Main indications of L-theanine:
- Difficulty falling asleep.
- Difficulties concentrating.
Dosage: How To Use This Treatment?
As we have seen, the most pleasant way to absorb L-theanine is to drink tea. People who do not appreciate this beverage and those who have an increased need for theanine, which simply drinking tea cannot satisfy, can turn to capsules, tablets, or capsules manufactured by laboratories specialized in food supplements.
In this case, it is advisable to take the tablet with a large glass of water, to optimize its absorption. If you are looking for an effect on sleep, take this amino acid one hour before going to bed.
There is no risk of overdosing on theanine if you drink tea. A dose of 50 to 200 mg per day is generally considered safe for humans. However, the only available studies on the potential toxicity of this amino acid at high doses have been in rats.
By extension to humans, it seems that theanine poses a problem from 2 grams per day. Taking theanine is not recommended during pregnancy or breastfeeding. People who consume theanine by drinking tea have a fairly low intake, well below the doses studied.
For example, the Japanese, who are heavy tea drinkers, only consume 20 mg of theanine per day through tea.
The exact duration of intake depends on the desired effect. The 200 mg intake is particularly suitable in the morning in combination with the morning coffee in order to start the day concentrated and relaxed.
However, L-theanine can also be taken at other times of the day, for example, to calm down in stressful phases or in situations where you need maximum concentration.
For better sleep, however, 200 mg of L-theanine is recommended about 30 minutes to an hour before going to bed.
L-theanine tablets can be stored at room temperature and consumed up to the expiration date on the package.
Risks And Dangers Of This Amino Acid.
L-theanine is an amino acid that is not well studied and therefore not well known. The question of possible side effects naturally arises. To date, research has not shown any undesirable effects when theanine is taken at a reasonable dose, 1 to 2 times 200 mg per day.
Nevertheless, as this product regulates blood pressure, a feeling of dizziness can sometimes be felt, if you consume too much. Simply reduce the dose.
Treatment Of Hypertension.
L-theanine causes an increase in antihypertensive drugs.
Antagonistic Effect Of Caffeine.
As we have already seen, theanine balances the arousal effect induced by caffeine.
L-theanine potentiates the effect of common sedatives.

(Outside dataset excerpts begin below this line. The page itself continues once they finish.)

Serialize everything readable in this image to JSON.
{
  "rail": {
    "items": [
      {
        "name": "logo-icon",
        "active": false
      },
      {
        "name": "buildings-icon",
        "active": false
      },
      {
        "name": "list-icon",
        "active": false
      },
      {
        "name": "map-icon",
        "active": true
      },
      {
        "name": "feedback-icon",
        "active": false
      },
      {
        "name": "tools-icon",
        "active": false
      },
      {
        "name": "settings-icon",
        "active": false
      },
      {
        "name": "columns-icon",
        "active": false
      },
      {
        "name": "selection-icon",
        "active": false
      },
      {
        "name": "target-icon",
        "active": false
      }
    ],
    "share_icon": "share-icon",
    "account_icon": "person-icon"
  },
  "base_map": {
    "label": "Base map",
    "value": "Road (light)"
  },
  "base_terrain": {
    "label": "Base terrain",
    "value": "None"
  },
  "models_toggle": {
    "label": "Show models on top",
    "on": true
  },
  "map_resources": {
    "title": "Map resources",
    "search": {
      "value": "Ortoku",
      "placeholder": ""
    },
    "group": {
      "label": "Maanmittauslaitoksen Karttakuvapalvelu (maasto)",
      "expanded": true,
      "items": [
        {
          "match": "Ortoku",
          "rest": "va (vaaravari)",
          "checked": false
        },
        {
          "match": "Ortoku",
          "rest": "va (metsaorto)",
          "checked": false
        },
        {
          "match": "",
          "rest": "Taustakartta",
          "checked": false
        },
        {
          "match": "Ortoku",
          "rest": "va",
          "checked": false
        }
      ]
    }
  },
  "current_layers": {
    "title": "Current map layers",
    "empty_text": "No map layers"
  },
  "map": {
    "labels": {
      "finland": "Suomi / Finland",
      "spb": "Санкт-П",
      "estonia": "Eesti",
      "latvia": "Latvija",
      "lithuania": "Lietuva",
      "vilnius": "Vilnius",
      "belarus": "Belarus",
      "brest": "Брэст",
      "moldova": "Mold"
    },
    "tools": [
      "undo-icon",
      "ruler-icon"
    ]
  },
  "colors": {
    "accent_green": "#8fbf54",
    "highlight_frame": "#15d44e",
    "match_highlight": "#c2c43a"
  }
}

Interaction With Doxorubicin.
L-theanine decreases the cardiotoxicity of doxorubicin.
Opinions On L-Theanine.
Most people who take L-theanine find that it improves their sleep and calms their anxiety.
However, theanine seems to work less well for others.
Always remember to choose a reliable source for your dietary supplement purchases. If in doubt, choose a pharmacy or an online pharmacy, consult your doctor or ask your pharmacist for advice.
As we have seen in this article, L-theanine remains a somewhat confidential food supplement in France. However, its benefits on concentration and sleep are real. It may be necessary to buy it online, on the pages of a specialized store, or on Amazon.
You can also find L-Theanine in the nootropic Noocube!
Can L-Theanine Be Combined With Other Medications To Promote Sleep?
Yes, but be careful with sleeping pills, whose effects are potentiated by theanine. Melatonin is preferable.
Can We Supplement By Drinking Tea?
Yes, you can. But the effect will be more subtle and progressive. It is necessary to drink a large quantity of tea, throughout the day, as is the custom in Asian countries.
Should I Choose Organic Theanine?
Yes, preferably, but this is not always possible, especially if you consume this amino acid as a dietary supplement. On the other hand, there are some very good organic teas available today, which should be preferred.